C Language and Datastructures

Question

I have a doubt in dynamic memory allocation (malloc) Say

ivar=(int*)malloc(1*sizeof(int));

What the above code will do? Will it create address for allocations?

Also which is the standard way to get values in malloc? (Say i as loop variable)

scanf("%d",&ivar[i]);

OR

scanf("%d",ivar+i); 

int main()
{

    int *ivar;
    ivar=(int*)malloc(1*sizeof(int));
    printf("%u",ivar); // outputs 2510
    printf("%u",&ivar);// outputs 65524

}  // please explain why it is…

Thanks in advance.

Answer 1

The memory allocated using malloc is created in heap section of RAM.

ivar=(int*)malloc(1*sizeof(int));

The syntax for malloc is

void *malloc(size_t size);

(1*sizeof(int)) gives 4 bytes, so 4 bytes is allocated in Heap.

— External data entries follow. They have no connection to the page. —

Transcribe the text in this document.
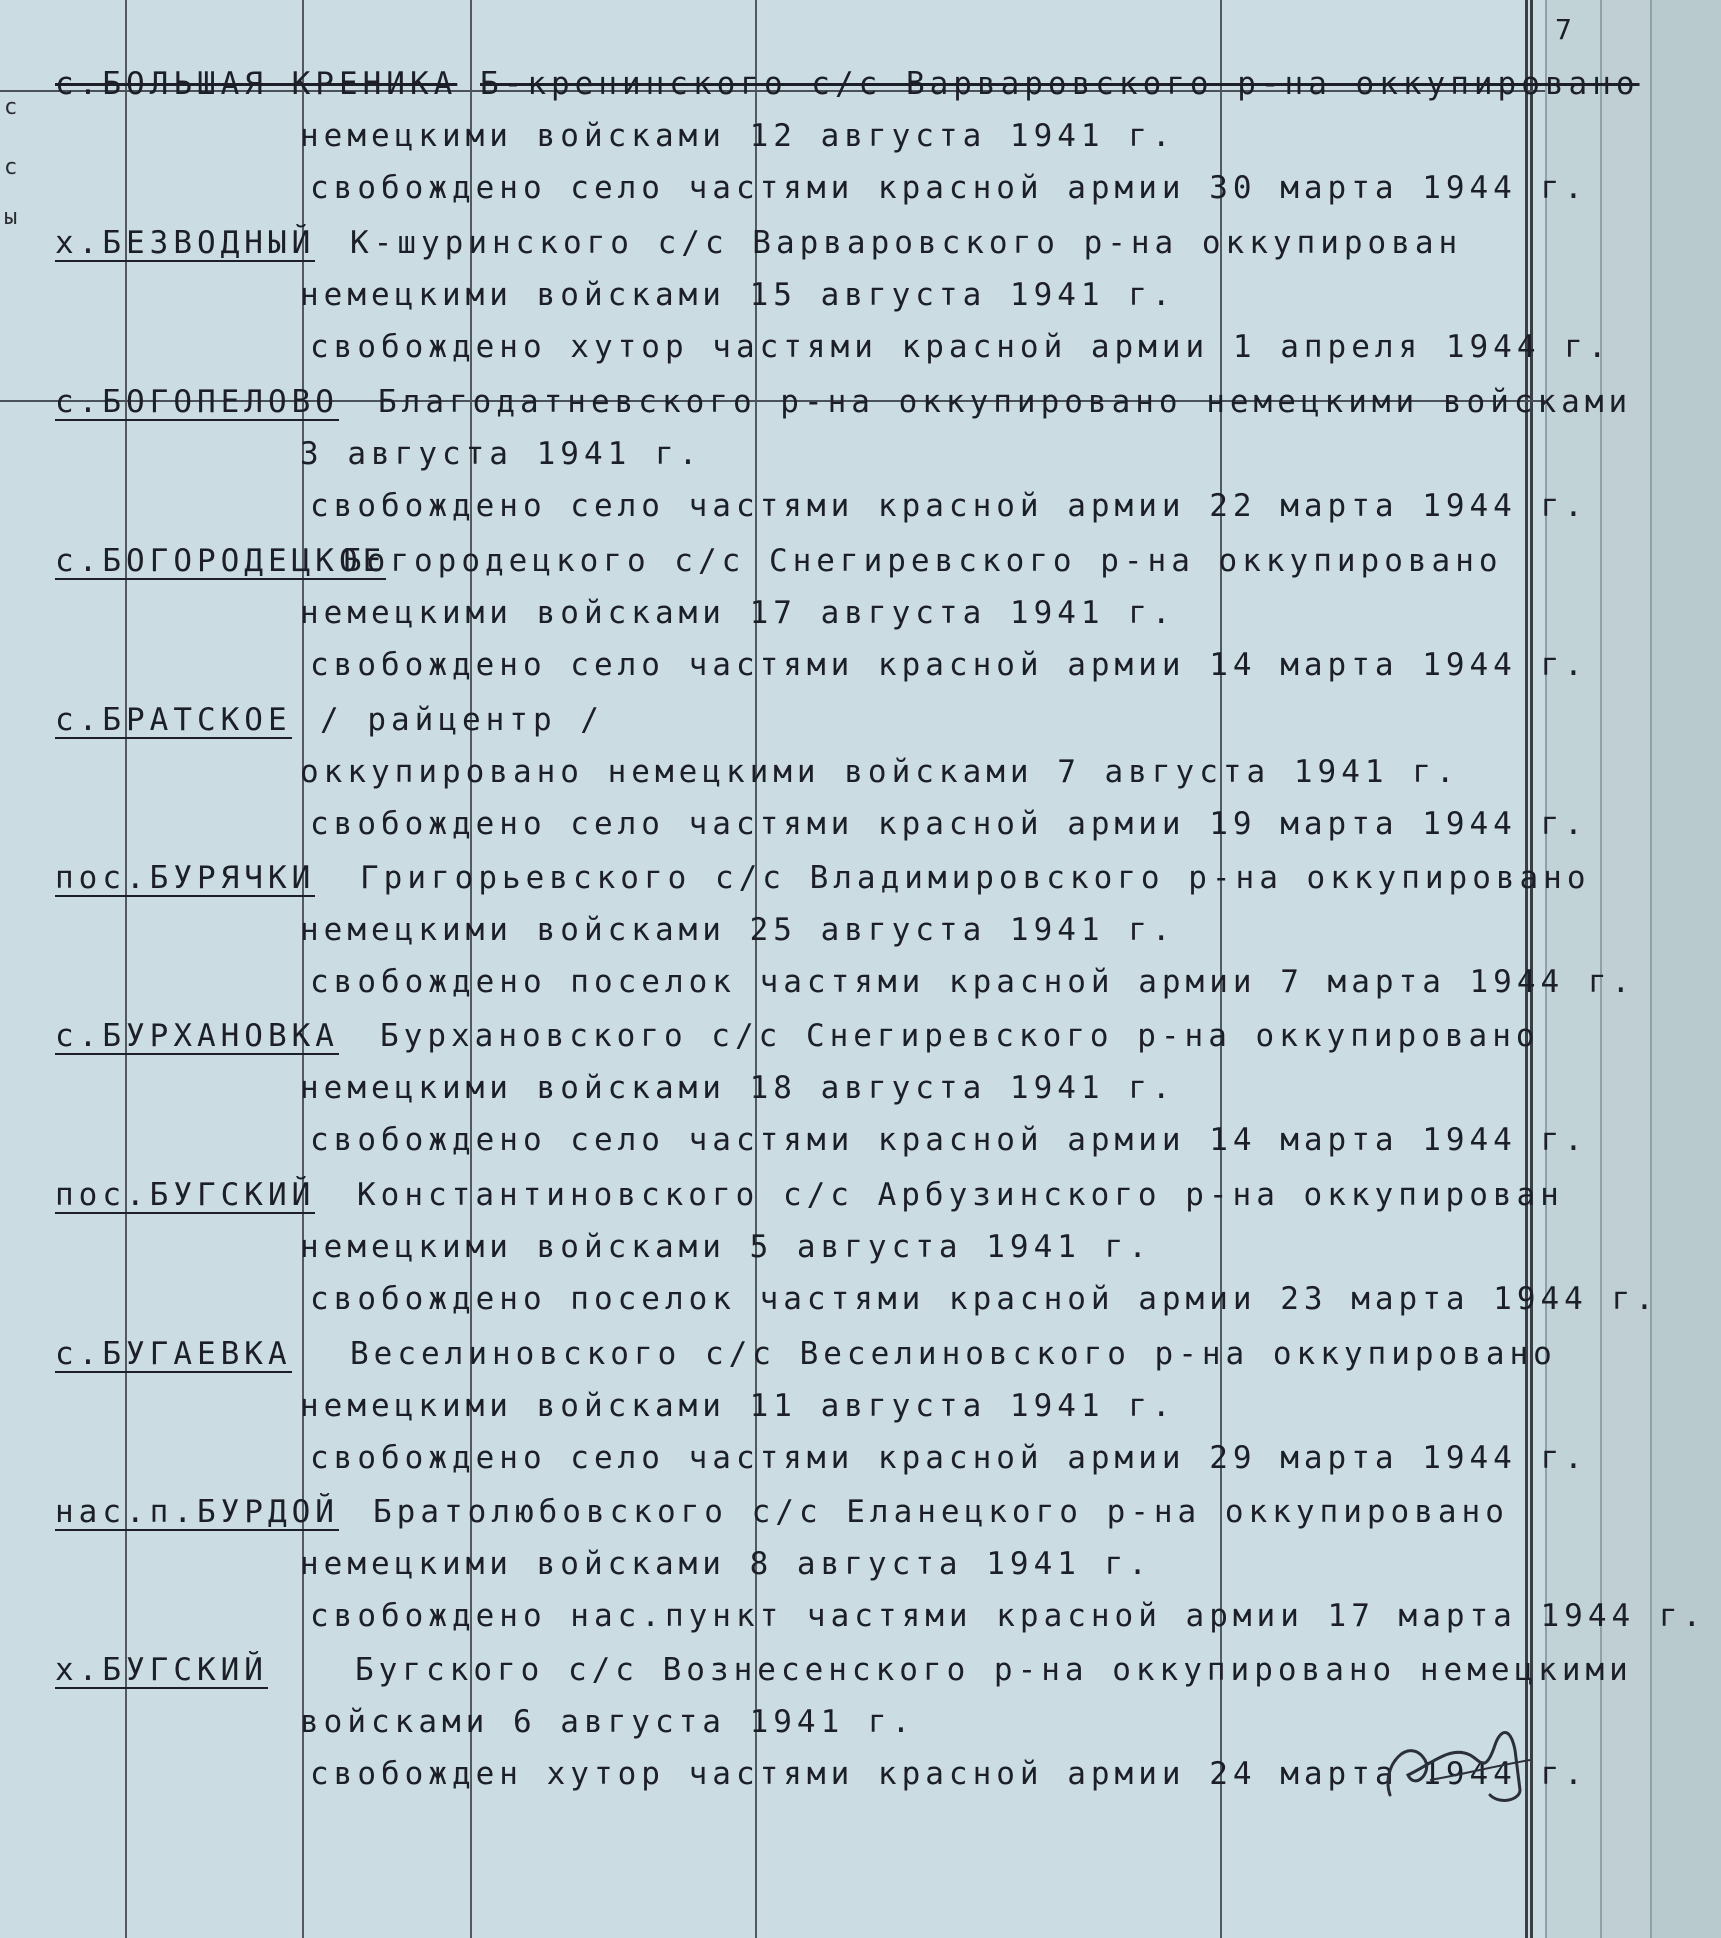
с
с
ы
7
с.БОЛЬШАЯ КРЕНИКА Б-кренинского с/с Варваровского р-на оккупировано
немецкими войсками 12 августа 1941 г.
свобождено село частями красной армии 30 марта 1944 г.
х.БЕЗВОДНЫЙ К-шуринского с/с Варваровского р-на оккупирован
немецкими войсками 15 августа 1941 г.
свобождено хутор частями красной армии 1 апреля 1944 г.
с.БОГОПЕЛОВО Благодатневского р-на оккупировано немецкими войсками
3 августа 1941 г.
свобождено село частями красной армии 22 марта 1944 г.
с.БОГОРОДЕЦКОЕ
Богородецкого с/с Снегиревского р-на оккупировано
немецкими войсками 17 августа 1941 г.
свобождено село частями красной армии 14 марта 1944 г.
с.БРАТСКОЕ / райцентр /
оккупировано немецкими войсками 7 августа 1941 г.
свобождено село частями красной армии 19 марта 1944 г.
пос.БУРЯЧКИ Григорьевского с/с Владимировского р-на оккупировано
немецкими войсками 25 августа 1941 г.
свобождено поселок частями красной армии 7 марта 1944 г.
с.БУРХАНОВКА Бурхановского с/с Снегиревского р-на оккупировано
немецкими войсками 18 августа 1941 г.
свобождено село частями красной армии 14 марта 1944 г.
пос.БУГСКИЙ Константиновского с/с Арбузинского р-на оккупирован
немецкими войсками 5 августа 1941 г.
свобождено поселок частями красной армии 23 марта 1944 г.
с.БУГАЕВКА Веселиновского с/с Веселиновского р-на оккупировано
немецкими войсками 11 августа 1941 г.
свобождено село частями красной армии 29 марта 1944 г.
нас.п.БУРДОЙ Братолюбовского с/с Еланецкого р-на оккупировано
немецкими войсками 8 августа 1941 г.
свобождено нас.пункт частями красной армии 17 марта 1944 г.
х.БУГСКИЙ	Бугского с/с Вознесенского р-на оккупировано немецкими
войсками 6 августа 1941 г.
свобожден хутор частями красной армии 24 марта 1944 г.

You cannot directly access memory of heap, so ivar pointer is used to access it.

When you write

printf("%p",ivar); // outputs 2510

printf("%p",&ivar);// outputs 65524

Both of these gives address, first one gives address of the location pointer is pointing at, second one gives address of the pointer

scanf("%d",&ivar[i]);

and

scanf("%d",ivar+i);

both are equal, so you can use either one of them.